Der Tanz erobert den Thurgau

Der Tanz erobert den Thurgau
Die Produktionsgemeinschaft Halsundbeinbruch zeigt Bewegungsformen verschiedener Tierarten. | © pd

Seit 1987 zeige man Tanz, sagte Phönix-Theaterleiter Philippe Wacker an der letzten Aufführung von Tanzplan.ost am Samstag in Steckborn. Klein wie ein Nastuch sei damals die Kellerbühne im „Kehlhof“ gewesen. Vor sieben Jahren entwickelte sich dann die Reihe Tanz am Untersee zum Festival theater:now, das von der Kulturstiftung des Kantons Thurgau unterstützt wird. Dieses Jahr war erstmals auch Tanzplan.ost zu Gast. Wir von thurgaukultur.ch haben aus beiden Angeboten Aufführungen gesehen - es hat uns gefallen, wir waren irritiert und tragen die Bilder noch in uns. „Es war spannend und faszinierend“, sagt Philippe Wacker im Interview.

Brigitta Hochuli

Herr Wacker, vom Oktober bis Anfang Dezember waren im Phönix nicht weniger als zehn verschiedene Tanzgruppen an ebenfalls zehn Daten zu sehen. Ist das nicht enorm viel und etwas exotisch für einen Standort im Thurgau?

Philippe Wacker: Die meisten Gruppen zeigen ihre Produktionen an zwei kurz aufeinanderfolgenden Abenden. Das reduziert die Anzahl der Gruppen erheblich. Einzig im Tanzplan.ost oder in anderen Jahren anlässlich der Vorstellungen im Rahmen des „Tanzfaktor“ sind pro Abend mehrere Compagnies zu sehen. Der Tanz ist eine aussergewöhnliche und schillernde Kunstform.

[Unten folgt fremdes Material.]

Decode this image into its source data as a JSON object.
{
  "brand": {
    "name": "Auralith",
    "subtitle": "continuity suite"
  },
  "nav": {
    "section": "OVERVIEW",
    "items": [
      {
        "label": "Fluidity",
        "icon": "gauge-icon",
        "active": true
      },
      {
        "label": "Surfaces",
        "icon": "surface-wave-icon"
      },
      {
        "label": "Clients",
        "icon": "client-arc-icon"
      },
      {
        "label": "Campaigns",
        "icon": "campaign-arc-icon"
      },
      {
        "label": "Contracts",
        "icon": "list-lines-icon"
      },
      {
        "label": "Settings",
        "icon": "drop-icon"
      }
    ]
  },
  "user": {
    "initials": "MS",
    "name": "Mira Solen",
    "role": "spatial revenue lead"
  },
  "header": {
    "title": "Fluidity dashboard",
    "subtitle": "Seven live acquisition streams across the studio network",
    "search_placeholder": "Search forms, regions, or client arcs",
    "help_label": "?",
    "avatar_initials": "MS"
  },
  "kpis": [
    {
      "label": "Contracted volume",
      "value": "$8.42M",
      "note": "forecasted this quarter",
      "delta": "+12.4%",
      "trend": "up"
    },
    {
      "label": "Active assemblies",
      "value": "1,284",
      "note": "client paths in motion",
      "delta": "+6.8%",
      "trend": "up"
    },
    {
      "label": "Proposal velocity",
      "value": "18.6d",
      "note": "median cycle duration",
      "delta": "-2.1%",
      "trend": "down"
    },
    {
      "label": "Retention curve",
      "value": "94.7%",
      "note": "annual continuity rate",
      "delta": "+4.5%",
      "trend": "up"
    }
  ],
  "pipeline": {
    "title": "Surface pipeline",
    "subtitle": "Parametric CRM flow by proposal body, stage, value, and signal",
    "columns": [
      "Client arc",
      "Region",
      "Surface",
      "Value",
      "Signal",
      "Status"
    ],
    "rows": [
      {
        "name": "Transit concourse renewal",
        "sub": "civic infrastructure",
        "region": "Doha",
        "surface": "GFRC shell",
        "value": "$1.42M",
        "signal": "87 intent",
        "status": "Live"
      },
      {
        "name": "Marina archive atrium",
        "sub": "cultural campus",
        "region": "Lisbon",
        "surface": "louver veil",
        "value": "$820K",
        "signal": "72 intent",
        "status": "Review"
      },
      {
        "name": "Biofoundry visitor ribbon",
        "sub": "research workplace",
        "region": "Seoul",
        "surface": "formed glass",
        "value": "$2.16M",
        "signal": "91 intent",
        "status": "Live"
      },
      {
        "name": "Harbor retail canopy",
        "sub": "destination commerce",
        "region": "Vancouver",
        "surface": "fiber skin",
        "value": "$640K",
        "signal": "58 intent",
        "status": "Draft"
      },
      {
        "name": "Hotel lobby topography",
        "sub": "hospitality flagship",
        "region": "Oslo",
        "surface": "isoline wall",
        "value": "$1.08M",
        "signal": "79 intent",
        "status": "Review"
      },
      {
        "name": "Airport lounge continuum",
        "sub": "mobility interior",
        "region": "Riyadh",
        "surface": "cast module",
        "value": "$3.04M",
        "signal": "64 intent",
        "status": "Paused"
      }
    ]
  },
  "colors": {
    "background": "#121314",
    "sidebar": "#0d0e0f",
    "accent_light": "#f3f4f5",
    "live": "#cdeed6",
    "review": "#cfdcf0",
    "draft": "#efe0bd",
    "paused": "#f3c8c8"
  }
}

Aber keine Kunst für jedermann.

Philippe Wacker: Leider gibt es etliche, die sagen, dass sie mit zeitgenössischem Tanz wenig anfangen können. Oft haben diese Personen keine klare Vorstellung von dem, was auf der Bühne passiert und hegen diffuse Bilder über den Tanz, die sie ansatzweise aus dem hochabstrahierenden klassischen Ballet oder sonst wo aufgeschnappt haben. Das ist schade.

Wie wäre Abhilfe zu schaffen?

Philippe Wacker: Wenn dem Tanz eine Plattform gegeben werden soll, dann reichen sporadische Vorstellungen nicht. Nur über die Kontinuiät können die Menschen erreicht werden.

Modernes Tanztheater ist trotzdem oft schwierig zu verstehen, entsprechend spezialisiert erscheint mir das Publikum. Wie würden Sie es charakterisieren und woher kommt es?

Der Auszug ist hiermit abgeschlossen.